Despite the sustained downturn for the last two months of 2007, the Cabinet Office stuck to its assessment of a flat trend in machinery orders -- the eighth straight month that it has made the same view.
Economy and fiscal policy minister Hiroko Ota said there was "no need to be so pessimistic," noting orders were likely to rise in the January-March quarter.
The Cabinet Office said machinery orders are forecast to rise 3.5 per cent for the January-March term from the previous quarter, following an overall 0.9 per cent rise in the October-December period.
But the minister admitted she needed to watch economic developments closely.
"As the US economy is showing signs of a slowdown, we need to be cautious on whether the January-March forecast can be achieved," she told reporters.
Private-sector economists snubbed the government projection.
"Who would believe the projection, which has not been trustworthy?" said Toshio Sumitani, an economist at the Tokai Tokyo Research Center.
"The Japanese economy is slowing down as the US economy has put one of its two legs into recession," he said, noting that foreign orders from Japan fell 4.9 per cent from November.
Naoki Murakami, senior economist at Goldman Sachs, said foreign orders were very volatile but their latest fall "matches a slowdown in Japan's exports since November 2007 in trade data."
"A slowdown in exports, which had led Japan's economy for the past five years, is now inevitable," he said.
However, Shinichiro Kobayashi, senior economist at Mitsubishi UFJ Research and Consulting, said the small rise in October-December showed that the US economic slowdown had been offset by strong growth in emerging countries.
"But there is a possibility that overall external demand may slow in the January-March period," he said.
"And corporations may reduce their capital expenditure or postpone their capital spending plans from April depending on how the global economy will be," he said.
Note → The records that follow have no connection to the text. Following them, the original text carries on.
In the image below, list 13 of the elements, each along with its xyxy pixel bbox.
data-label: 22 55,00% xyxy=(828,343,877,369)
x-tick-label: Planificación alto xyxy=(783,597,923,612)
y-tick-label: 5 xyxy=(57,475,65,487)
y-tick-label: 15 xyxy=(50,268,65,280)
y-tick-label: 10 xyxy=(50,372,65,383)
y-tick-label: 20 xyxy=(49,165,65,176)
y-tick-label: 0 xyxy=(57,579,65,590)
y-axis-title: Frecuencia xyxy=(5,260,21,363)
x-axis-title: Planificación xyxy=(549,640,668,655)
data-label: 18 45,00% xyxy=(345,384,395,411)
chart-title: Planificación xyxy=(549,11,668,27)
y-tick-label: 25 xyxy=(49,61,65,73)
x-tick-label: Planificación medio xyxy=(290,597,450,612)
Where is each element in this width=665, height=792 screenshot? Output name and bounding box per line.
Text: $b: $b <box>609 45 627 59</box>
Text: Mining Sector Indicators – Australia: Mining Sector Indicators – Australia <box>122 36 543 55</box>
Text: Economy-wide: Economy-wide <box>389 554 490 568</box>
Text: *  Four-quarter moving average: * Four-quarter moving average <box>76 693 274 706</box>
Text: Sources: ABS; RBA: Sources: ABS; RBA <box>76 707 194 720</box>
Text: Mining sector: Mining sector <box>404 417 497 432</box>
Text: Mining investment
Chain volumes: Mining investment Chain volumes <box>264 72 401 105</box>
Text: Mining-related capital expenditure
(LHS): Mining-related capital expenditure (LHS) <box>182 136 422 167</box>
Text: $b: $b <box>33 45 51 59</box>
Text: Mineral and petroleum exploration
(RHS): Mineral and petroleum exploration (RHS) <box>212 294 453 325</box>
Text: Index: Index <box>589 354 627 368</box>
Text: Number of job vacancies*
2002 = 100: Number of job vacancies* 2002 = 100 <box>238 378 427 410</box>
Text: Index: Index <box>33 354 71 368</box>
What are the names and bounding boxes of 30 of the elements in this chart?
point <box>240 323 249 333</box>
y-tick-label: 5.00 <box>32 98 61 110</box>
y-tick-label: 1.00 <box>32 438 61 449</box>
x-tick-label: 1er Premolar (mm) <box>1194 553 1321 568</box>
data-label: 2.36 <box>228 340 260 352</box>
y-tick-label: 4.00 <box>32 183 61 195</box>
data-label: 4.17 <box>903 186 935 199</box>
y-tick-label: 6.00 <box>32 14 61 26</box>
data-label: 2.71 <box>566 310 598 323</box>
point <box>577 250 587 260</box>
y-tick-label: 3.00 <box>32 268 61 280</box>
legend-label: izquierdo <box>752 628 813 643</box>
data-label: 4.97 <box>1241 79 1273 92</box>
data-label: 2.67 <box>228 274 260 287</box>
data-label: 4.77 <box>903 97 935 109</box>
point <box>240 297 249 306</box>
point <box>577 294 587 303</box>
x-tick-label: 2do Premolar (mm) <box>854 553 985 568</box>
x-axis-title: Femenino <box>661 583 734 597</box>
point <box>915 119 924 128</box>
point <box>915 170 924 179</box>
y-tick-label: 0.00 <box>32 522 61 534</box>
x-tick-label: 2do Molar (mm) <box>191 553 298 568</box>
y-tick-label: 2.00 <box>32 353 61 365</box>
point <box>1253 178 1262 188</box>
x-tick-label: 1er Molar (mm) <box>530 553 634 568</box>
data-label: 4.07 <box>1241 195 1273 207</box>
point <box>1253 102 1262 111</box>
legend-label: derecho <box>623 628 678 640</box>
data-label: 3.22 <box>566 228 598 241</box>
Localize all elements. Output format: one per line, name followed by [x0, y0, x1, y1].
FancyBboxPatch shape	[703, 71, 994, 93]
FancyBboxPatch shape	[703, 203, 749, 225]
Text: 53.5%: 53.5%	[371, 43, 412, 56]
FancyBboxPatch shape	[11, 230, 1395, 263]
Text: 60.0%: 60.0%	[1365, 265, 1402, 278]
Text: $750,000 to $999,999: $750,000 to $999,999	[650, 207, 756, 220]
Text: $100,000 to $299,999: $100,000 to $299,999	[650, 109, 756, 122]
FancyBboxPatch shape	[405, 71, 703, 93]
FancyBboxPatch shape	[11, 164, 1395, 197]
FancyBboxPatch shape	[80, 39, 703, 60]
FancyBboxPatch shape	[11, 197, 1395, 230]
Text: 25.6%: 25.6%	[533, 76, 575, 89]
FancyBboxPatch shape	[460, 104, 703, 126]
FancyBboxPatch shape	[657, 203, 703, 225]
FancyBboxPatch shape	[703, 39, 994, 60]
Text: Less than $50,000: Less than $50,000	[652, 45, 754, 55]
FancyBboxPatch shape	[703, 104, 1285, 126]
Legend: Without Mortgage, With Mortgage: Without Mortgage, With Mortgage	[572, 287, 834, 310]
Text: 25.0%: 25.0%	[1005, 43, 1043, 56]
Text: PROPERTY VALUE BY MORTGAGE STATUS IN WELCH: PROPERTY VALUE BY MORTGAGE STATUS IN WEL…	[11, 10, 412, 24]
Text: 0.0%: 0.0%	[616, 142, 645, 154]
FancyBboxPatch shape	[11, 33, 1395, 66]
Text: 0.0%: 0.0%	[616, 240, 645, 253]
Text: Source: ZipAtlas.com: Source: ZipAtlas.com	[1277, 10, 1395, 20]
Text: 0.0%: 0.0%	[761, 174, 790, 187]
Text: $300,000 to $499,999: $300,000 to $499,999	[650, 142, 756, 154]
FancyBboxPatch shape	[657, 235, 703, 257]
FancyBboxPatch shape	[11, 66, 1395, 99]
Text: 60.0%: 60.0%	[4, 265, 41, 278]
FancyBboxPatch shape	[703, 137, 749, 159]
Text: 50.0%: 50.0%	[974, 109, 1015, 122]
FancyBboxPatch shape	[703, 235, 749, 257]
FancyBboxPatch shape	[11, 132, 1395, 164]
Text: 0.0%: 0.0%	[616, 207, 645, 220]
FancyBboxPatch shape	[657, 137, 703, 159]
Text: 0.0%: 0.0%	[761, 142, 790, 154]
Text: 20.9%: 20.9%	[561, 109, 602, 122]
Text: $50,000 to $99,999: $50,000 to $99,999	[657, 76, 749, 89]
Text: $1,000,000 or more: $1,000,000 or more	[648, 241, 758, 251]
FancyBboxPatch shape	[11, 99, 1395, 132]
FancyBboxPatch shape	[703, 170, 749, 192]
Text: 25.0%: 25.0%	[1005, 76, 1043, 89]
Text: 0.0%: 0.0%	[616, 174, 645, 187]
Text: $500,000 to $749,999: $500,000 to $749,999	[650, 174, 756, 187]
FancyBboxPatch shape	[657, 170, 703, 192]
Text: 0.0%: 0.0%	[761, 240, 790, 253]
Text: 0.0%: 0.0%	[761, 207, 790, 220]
December orders placed by the manufacturing sector fell 7.8 per cent on lower demand from such sectors as steel and other metals and precision machinery.
Orders for semiconductor chip-making tools fell 17.5 per cent in December from November, as global chip makers are curtailing fresh capital investment due to tumbling prices.
Orders placed by non-manufacturers dropped 5.2 per cent from the previous month and were down 3.5 per cent from a year earlier, hit by lower orders from the telecom sector.